Omdat de draagkracht van beide ouders tezamen (542+333= € 875) onvoldoende is om volledig in de behoefte van de minderjarigen te voorzien, wordt het tekort (1210-875=
€ 335) aan beide ouders voor de helft toegerekend.
Dit geschiedt als volgt:
Het tekort bedraagt € 335,- zodat de helft daarvan is € 168,-.
Laatstgenoemd bedrag wordt afgetrokken van de totale zorgkorting: was € 242,- per maand.
Gelet op de hiervoor berekende zorgkorting resteert voor [minderjarige 1] en [minderjarige 2] € 3,- per maand per kind ((zorgkorting 45 minus tekort is 42 = € 3,-). Dit komt in mindering op de eerder berekende bijdrage voor deze minderjarigen: 136-3 = € 133,- per maand per kind.

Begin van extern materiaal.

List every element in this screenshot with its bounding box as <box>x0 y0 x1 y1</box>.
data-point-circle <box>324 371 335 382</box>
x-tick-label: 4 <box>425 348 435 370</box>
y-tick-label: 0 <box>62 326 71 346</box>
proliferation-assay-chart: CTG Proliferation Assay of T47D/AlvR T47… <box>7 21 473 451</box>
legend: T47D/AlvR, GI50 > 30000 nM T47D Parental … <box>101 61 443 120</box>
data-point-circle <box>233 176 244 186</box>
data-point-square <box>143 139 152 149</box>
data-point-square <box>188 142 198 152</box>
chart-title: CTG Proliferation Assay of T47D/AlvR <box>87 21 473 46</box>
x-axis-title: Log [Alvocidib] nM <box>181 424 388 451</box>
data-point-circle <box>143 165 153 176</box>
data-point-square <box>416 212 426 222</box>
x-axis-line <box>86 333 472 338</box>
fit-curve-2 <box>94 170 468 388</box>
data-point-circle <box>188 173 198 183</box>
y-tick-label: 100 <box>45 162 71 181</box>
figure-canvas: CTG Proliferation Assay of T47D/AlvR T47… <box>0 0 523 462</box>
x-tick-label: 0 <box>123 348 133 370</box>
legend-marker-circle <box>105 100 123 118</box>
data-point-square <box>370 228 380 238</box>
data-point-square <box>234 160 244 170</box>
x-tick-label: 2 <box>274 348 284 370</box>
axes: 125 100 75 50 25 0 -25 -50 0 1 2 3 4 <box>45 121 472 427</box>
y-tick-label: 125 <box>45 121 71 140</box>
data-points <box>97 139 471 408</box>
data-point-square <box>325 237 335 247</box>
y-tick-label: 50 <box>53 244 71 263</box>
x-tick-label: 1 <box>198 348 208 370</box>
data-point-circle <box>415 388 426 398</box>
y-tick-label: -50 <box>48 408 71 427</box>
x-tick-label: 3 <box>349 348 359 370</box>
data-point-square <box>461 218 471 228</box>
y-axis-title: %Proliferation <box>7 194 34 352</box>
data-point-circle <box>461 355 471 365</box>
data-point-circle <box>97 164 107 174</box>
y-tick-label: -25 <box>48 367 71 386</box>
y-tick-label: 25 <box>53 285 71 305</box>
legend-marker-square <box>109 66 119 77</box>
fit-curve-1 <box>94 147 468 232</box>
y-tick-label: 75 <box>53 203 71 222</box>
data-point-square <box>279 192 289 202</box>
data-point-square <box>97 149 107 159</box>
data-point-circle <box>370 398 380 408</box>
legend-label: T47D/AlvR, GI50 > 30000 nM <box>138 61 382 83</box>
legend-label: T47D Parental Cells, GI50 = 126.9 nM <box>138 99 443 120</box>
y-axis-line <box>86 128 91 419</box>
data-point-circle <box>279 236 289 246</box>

En voor [minderjarige 3] en [minderjarige 4] resteert € 34,- per maand per kind (zorgkorting 76 minus tekort 42 = € 34,-). Dit komt in mindering op de eerder berekende bijdrage voor deze minderjarigen: 136-34 = € 102,- per maand per kind.
Conclusie
2.1.21.
Gezien het voorgaande is een door de man te betalen onderhoudsbijdrage van respectievelijk € 133,- voor [minderjarige 1] en [minderjarige 2] per kind per maand en € 102,- voor [minderjarige 3] en [minderjarige 4] per kind per maand in overeenstemming met de wettelijke maatstaven, uitgaande van de tarieven 2022.
2.1.22.
Op grond van artikel 1:402a lid 2 BW wordt een bij beschikking vastgestelde onderhoudsbijdrage geïndexeerd per 1 januari volgend op de datum van de beschikking. Hoewel niet expliciet is verzocht om de onderhoudsbijdrage met terugwerkende kracht te indexeren, leest de rechtbank dit in het verzoek de onderhoudsbijdrage met terugwerkende kracht vast te stellen. Omdat de onderhoudsbijdrage in 2024 wordt vastgesteld, zal de rechtbank bepalen dat de onderhoudsbijdrage per 1 januari 2023 moet worden verhoogd met een percentage gelijk aan de wettelijke indexering.
2.2.
Proceskosten
2.2.1.
Gelet op de aard van de procedure bepaalt de rechtbank dat elk van de partijen de eigen kosten draagt.
3. De beslissing
De rechtbank:
3.1.
bepaalt dat de man aan de vrouw met ingang van 8 december 2022, als bijdrage in de kosten van verzorging en opvoeding van de minderjarige [minderjarige 1] en [minderjarige 2] , voor de toekomstige termijnen steeds bij vooruitbetaling zal voldoen € 133,- per maand per kind en voor de minderjarigen [minderjarige 3] en [minderjarige 4] € 102,- per maand per kind;
3.2.
bepaalt dat deze onderhoudsbijdrage jaarlijks voor het eerst per 1 januari 2023 moet worden verhoogd gelijk aan de wettelijke indexering als bedoeld in artikel 1:402a BW;
3.3.
verklaart deze beschikking tot zover uitvoerbaar bij voorraad;
3.4.
compenseert de proceskosten aldus dat iedere partijen de eigen kosten draagt;
3.5.
wijst af het meer of anders verzochte.
Deze beschikking is gegeven door mr. S.L. Raphael, (kinder)rechter, en in het openbaar uitgesproken in aanwezigheid van A.D. Lavieren, griffier, op 22 augustus 2024.
Tegen deze beschikking kan – voor zover er definitief is beslist – hoger beroep worden ingesteld bij het gerechtshof Den Haag. Het hoger beroep kan slechts worden ingesteld door een advocaat.
Door verzoeker en degenen aan wie een afschrift van de beschikking is verstrekt of verzonden moet het hoger beroep worden ingesteld binnen drie maanden na de dag van de beschikking. Voor andere belanghebbenden geldt voor het instellen van hoger beroep een termijn van drie maanden na de betekening van de beschikking of nadat de beschikking hun op andere manier bekend is geworden.